2021 has been a year where many things have happened very quickly at Damavis. In this last post before the arrival of 2022, we will make a summary of the contents published in our blog throughout all these months.
Damavis Blog contents in the first half of the year
In January we saw how we can approach projects of optimization of purchase / sale rules, fleet fuel savings, distribution of goods or optimization of warehouse space, showing a simple example of route optimization with graphs.
We also released under free license our Pentaho PDI Plugin for Airflow, with which many companies can orchestrate their batch data flows from Airflow.
In February we showed how to take the first steps with PySpark and PyCharm. We saw an interesting introduction to Apache Hadoop and the steps to set up a local node to do your first tests. We did a deployment of CeleryExecutor in Kubernetes, on Airflow. And we dealt with old versions of code, explaining how to perform a Cross Compilation in Java.
In March we got down to work with an introduction to Apache Yarn, taking advantage of the knowledge already explained in the previous month. We reviewed Clean Code best practices with Alpakka Kafka with an Akka Stream example. We also touched on the topic of databases, explaining the Aggregation Pipelines in MongoDB. And we delve into the world of neural networks with the mathematical definition of a simple perceptron.
As April arrived we discussed the first steps of Apache Yarn customization. We went into the world of price change Survival Analysis and how this process can bring a lot of value in caching systems. We put on the table why we believe a Data Scientist should learn about Data Engineering. And with what we learned during the previous month, we made a Python implementation of a Simple Perceptron.
During May we performed an Advanced Airflow exercise, dealing with dependencies between tasks and Cross-Dag sensors. We delved into the exciting world of Demand Forecasting and Dynamic Pricing. We reviewed an example of Dynamic Programming working with the Fibonacci series. And we saw how and when to avoid using UDFs in Apache Spark.
June allowed us to talk about the use of Window in Apache Spark, looking at both analytical and aggregation functions that we can use with this interesting practice. And we published the definition of the problem of an optimal pricing system on a simple model of hotel demand.

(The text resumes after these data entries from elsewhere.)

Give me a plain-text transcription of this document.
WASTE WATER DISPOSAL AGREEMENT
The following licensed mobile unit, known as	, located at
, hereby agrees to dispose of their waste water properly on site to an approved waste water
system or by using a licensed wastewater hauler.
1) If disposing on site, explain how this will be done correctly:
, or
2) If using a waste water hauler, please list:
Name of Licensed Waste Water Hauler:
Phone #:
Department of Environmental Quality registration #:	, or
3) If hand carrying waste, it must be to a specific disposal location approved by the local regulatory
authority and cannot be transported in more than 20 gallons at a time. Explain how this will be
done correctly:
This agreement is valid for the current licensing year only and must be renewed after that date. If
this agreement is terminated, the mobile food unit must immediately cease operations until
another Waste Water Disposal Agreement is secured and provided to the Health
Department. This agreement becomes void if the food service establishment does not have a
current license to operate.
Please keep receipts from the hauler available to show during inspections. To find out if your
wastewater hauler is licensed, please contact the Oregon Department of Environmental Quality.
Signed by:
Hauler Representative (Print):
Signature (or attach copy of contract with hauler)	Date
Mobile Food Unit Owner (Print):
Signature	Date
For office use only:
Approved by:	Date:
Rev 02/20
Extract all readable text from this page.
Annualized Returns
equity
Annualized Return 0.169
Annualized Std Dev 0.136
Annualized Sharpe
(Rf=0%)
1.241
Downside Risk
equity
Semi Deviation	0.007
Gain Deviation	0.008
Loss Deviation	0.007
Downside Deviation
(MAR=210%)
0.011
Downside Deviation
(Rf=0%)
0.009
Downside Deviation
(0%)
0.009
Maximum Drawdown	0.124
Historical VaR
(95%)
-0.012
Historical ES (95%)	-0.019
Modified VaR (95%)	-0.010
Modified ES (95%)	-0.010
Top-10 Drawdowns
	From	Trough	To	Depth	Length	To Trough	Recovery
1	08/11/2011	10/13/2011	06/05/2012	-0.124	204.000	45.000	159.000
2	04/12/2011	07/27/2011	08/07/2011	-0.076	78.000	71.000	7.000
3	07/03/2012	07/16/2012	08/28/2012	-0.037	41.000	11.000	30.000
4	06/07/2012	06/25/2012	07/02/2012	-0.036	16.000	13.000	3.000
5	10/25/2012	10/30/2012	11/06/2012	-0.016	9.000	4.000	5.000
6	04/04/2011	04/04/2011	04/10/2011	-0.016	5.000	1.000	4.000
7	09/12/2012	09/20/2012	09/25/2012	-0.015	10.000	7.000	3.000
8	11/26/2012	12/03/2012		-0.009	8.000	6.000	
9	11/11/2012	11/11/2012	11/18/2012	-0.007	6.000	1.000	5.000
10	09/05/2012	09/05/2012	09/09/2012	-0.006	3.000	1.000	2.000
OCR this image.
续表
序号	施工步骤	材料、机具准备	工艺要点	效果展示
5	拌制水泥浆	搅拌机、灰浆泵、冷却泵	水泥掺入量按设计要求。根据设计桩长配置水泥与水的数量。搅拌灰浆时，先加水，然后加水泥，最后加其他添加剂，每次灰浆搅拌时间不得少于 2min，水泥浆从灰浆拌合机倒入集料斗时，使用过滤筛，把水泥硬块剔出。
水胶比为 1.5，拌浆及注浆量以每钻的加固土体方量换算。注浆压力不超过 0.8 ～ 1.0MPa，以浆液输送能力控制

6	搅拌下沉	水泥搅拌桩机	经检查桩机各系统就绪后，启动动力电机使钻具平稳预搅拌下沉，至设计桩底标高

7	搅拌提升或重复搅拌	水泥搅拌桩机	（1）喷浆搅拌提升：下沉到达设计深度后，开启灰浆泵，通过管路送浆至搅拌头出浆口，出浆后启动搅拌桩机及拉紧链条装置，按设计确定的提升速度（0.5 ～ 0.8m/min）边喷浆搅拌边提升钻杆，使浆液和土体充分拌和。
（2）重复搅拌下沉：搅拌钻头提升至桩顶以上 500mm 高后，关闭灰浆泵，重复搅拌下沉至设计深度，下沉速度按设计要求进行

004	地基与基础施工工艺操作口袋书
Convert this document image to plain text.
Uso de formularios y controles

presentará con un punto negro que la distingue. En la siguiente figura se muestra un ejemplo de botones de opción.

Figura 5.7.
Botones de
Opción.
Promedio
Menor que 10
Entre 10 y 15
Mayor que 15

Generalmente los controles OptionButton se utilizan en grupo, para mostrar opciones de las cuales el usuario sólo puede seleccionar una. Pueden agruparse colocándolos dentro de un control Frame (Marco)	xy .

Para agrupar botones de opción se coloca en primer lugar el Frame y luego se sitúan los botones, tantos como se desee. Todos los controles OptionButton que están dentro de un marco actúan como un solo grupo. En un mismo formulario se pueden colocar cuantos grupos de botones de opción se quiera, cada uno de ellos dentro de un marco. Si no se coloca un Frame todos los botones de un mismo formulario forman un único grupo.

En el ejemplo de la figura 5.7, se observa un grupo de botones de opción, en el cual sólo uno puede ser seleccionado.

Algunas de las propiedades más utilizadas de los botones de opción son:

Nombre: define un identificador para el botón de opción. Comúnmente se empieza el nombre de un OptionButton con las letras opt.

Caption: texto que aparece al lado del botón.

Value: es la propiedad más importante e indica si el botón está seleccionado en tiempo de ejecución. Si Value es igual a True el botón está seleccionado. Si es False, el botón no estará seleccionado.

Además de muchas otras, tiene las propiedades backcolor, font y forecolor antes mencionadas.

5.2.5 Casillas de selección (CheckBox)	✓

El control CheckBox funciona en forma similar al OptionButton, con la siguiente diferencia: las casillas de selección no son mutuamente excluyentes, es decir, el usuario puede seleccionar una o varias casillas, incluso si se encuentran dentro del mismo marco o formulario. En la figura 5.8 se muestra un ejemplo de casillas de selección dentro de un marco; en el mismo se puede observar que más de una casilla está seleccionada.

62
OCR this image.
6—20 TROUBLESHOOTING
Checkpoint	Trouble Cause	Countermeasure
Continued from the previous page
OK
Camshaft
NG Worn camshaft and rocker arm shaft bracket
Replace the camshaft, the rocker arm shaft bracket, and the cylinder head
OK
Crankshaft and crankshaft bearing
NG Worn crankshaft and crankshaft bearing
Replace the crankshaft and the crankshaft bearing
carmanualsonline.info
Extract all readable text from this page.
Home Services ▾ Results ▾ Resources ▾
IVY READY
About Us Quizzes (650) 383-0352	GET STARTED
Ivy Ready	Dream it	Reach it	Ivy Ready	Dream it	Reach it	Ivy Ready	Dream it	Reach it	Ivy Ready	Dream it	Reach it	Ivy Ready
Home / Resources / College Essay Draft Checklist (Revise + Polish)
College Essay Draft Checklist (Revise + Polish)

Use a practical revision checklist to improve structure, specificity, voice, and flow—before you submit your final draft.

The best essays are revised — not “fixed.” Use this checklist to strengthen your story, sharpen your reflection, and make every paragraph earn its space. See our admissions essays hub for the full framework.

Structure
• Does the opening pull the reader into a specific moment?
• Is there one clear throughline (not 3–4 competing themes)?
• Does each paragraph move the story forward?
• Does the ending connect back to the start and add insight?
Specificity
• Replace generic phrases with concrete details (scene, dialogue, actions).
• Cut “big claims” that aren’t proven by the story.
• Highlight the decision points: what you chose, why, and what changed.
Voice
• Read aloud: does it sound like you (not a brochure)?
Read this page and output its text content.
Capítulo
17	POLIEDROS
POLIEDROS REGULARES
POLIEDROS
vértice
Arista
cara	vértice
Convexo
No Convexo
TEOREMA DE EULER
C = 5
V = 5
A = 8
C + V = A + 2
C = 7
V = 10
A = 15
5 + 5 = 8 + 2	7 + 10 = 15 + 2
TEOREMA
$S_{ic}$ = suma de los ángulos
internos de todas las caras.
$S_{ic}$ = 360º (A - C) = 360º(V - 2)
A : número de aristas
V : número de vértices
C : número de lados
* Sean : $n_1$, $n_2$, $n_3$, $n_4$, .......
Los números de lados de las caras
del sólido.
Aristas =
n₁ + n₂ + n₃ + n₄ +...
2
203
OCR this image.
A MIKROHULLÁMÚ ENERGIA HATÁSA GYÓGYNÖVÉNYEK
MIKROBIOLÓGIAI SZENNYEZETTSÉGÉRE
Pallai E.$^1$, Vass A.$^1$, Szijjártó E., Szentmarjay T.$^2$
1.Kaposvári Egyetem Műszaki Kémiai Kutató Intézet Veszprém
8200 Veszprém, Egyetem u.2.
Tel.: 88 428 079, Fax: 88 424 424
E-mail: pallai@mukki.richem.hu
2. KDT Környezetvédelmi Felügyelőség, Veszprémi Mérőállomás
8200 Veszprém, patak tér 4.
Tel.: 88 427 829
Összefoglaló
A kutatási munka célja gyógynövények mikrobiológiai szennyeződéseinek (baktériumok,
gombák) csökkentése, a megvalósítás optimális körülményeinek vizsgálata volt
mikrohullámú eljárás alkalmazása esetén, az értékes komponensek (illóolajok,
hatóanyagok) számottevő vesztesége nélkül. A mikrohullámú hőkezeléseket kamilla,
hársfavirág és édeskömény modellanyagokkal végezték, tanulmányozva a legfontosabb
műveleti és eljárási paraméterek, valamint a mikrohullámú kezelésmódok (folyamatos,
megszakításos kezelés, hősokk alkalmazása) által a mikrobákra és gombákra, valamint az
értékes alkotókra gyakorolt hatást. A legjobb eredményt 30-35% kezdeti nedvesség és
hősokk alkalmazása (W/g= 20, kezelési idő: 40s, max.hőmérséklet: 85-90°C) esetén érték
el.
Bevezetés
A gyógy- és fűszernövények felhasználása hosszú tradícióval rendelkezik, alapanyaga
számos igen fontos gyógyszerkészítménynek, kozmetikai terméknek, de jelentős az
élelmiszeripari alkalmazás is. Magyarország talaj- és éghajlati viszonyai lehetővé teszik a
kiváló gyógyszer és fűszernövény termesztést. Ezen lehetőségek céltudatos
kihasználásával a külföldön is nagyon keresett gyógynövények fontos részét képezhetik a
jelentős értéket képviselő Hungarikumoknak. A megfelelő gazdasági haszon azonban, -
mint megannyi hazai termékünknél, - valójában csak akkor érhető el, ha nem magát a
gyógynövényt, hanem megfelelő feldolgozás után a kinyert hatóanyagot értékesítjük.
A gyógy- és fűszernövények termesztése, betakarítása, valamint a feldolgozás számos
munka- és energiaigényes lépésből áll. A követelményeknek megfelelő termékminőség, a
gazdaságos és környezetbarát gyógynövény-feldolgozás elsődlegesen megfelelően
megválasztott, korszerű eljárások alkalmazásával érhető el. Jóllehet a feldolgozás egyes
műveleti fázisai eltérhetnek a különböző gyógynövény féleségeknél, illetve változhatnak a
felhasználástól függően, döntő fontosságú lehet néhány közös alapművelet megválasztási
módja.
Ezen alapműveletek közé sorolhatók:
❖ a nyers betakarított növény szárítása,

Second half of 2021 in our Blog
In July and August we took a well-deserved vacation in the technical publications of the blog, but we returned to the load in September with the creation of a convolutional network with TensorFlow and we talked about the Top 4 Big Data and Artificial Intelligence projects in the tourism sector.
During October we addressed topics such as SOLID principles with simple examples in Python and a mathematical introduction to PCA (principal component analysis).
Already in the run up to the end of the year during November, we looked at Pathways, Google’s new multisensory AI, and how these advances can bring a lot of value to the new AI projects we do. And we delved into the world of PCAs with a Python implementation.
And to close the year, in December we talked about convolutional neural networks, we saw how we can use collective intelligence to find short paths with an example of artificial ants. And we have seen how to use Apache Kafka and Apache Spark with Streaming technologies for Batch processing.
It is clear that during this 2021 the Damavis team has grown both in number and in the knowledge we acquire, so we use among other things this blog to share our experience and bring it closer to anyone who wants to get into the world of Big Data and Artificial Intelligence.